ECO 2150 Descriptive Statistics 2022
Hello, dear friend, you can consult us at any time if you have any questions, add WeChat: daixieit
ECO 2150
Descriptive Statistics
2022
1 Introduction
Statistics that summarize numerical information
❼ Later in this course and in ECO 2151 will learn a variety of tests and procedures that can
be applied to numerical data
❼ BUT: before applying such procedures, it is a good idea to just look at one’s data
❼ Examination of the data can reveal a variety of “stylized facts,” and important anomalies
that your economic theory needs to explain
❼ Graphs are one way to explore properties of data
❼ Other way to summarize numerical data is to compute various summary measures, known
as descriptive statistics
Aspects of data to summarize
❼ Two basic types of descriptive statistics:
1. measures of central tendency
2. measures of dispersion
❼ Will look at both types of measure
❼ Note: some statistical theory underlies measures we will look at and explains why they are
used
– Statisticians have examined their properties
❼ For now, will take statisticians’ word for it that these measures have good properties
What is a statistic?
A statistic is defined as follows:
Definition.

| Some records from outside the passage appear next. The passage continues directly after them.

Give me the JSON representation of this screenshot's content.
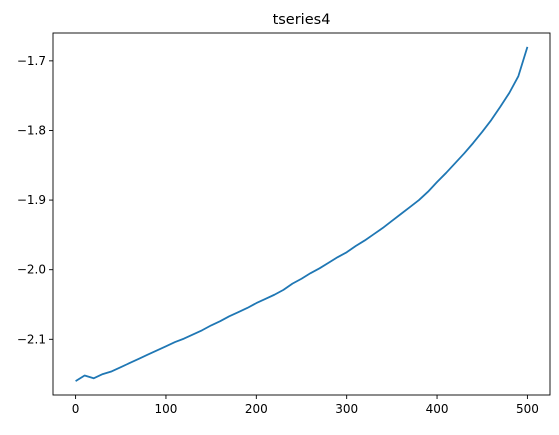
{
  "chart_data": {
    "type": "line",
    "title": "tseries4",
    "xlabel": "",
    "ylabel": "",
    "xlim": [
      -25,
      525
    ],
    "ylim": [
      -2.18,
      -1.66
    ],
    "xticks": [
      0,
      100,
      200,
      300,
      400,
      500
    ],
    "xtick_labels": [
      "0",
      "100",
      "200",
      "300",
      "400",
      "500"
    ],
    "yticks": [
      -2.1,
      -2.0,
      -1.9,
      -1.8,
      -1.7
    ],
    "ytick_labels": [
      "−2.1",
      "−2.0",
      "−1.9",
      "−1.8",
      "−1.7"
    ],
    "grid": false,
    "series": [
      {
        "color": "#1f77b4",
        "x": [
          0,
          10,
          20,
          30,
          40,
          50,
          60,
          70,
          80,
          90,
          100,
          110,
          120,
          130,
          140,
          150,
          160,
          170,
          180,
          190,
          200,
          210,
          220,
          230,
          240,
          250,
          260,
          270,
          280,
          290,
          300,
          310,
          320,
          330,
          340,
          350,
          360,
          370,
          380,
          390,
          400,
          410,
          420,
          430,
          440,
          450,
          460,
          470,
          480,
          490,
          500
        ],
        "values": [
          -2.16,
          -2.152,
          -2.156,
          -2.15,
          -2.146,
          -2.14,
          -2.134,
          -2.128,
          -2.122,
          -2.116,
          -2.11,
          -2.104,
          -2.099,
          -2.093,
          -2.087,
          -2.08,
          -2.074,
          -2.067,
          -2.061,
          -2.055,
          -2.048,
          -2.042,
          -2.036,
          -2.029,
          -2.02,
          -2.013,
          -2.005,
          -1.998,
          -1.99,
          -1.982,
          -1.975,
          -1.966,
          -1.958,
          -1.949,
          -1.94,
          -1.93,
          -1.92,
          -1.91,
          -1.9,
          -1.888,
          -1.874,
          -1.861,
          -1.847,
          -1.833,
          -1.818,
          -1.802,
          -1.785,
          -1.766,
          -1.746,
          -1.722,
          -1.68
        ]
      }
    ]
  }
}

A statistic is any function of the sample information.
In contrast:
Definition. A parameter is a numerical measure that describes a specific characteristic of a population.
Descriptive statistics are estimates of unobservable population parameters, based on sample data
Population versus sample
Recall:
❼ A population is the complete set of all items in which the investigator is interested ❼ A sample is a subset of a population
❼ An observation is simply one element of the sample or population
Notation: Let xi be the value of variable x for observation i
❼ Population consists of x1 , . . . ,xN
❼ Sample consists of a set of observations x1 , . . . ,xn , with n < N
2 The Summation Operator
Summation operator
Before continuing, need to review/introduce the summation operator:
Definition.
n
Xi = Xi = X1 + X2 + ... + Xn
i=1 i
Properties of
1. Let k be a constant. Then n
k = nk .
i=1
❼ IMPORTANT: When dealing with summations, a constant is anything that does not
depend on i, the index of the summation
2. Suppose again that k is a constant. Then
n n
kXi = k Xi .
i=1 i=1
More properties of
3. Let both a and b be constants. Then
n n
(a + bXi ) = na + b Xi .
i=1 i=1
4. Sum of a sum of terms:
n n n
i=1 i=1 i=1
5. Product of two sums: m n m n
Xi Yj = Xi Yj .
i=1 j=1 i=1 j=1
3 Measures of Central Tendency
What are measures of central tendency?
❼ Measures of central tendency are methods of defining the centre or middle of a set of numbers ❼ Three commonly-used measures of central tendancy:
1. Mean
2. Median
3. Mode
❼ Will look at each measure in turn
The Mean
Definition. The mean of a set of numerical observations is the sum of the data values divided by the number of observations; that is, their average. Mathematically, we can write this as
N
µ = xi for the population;
i=1
x = xi for the sample.
The Mean
❼ Also known as the arithmetic mean
❼ Mathematically, the two formulae are the same – main difference is that in one case we use
N to indicate the number of observations, while in the other case we use n
❼ Also use a different variable name on the left-hand side
❼ Conventional in statistics to use the Greek letter µ to represent population mean of a variable
❼ Also a convention to represent the sample mean of a variable by placing a bar over the name
of the variable – e.g., , y¯
❼ May add a subscript to µ to indicate which variable it pertains to – e.g., µX , µY ❼ Usually will be computing the sample mean
The Median
Definition. The median of a set of observations is the middle observation if the number of observations is odd; it is the average of the middle pair if the number of observations is even. Alternatively, the median can be defined as the value such that 50% of the observations lie above it and 50% of the observations lie below it.
To find the median:
1. Order the observations in either ascending or descending order.
2. If the number of observations is odd, the median will be the value of observation (n + 1)/2 (the middle observation).
3. If n is even, the median will be the average of the values of observations n/2 and (n + 2)/2 (the two middle observations).
The Mode
Definition. The mode of a set of observations is the value that occurs most frequently.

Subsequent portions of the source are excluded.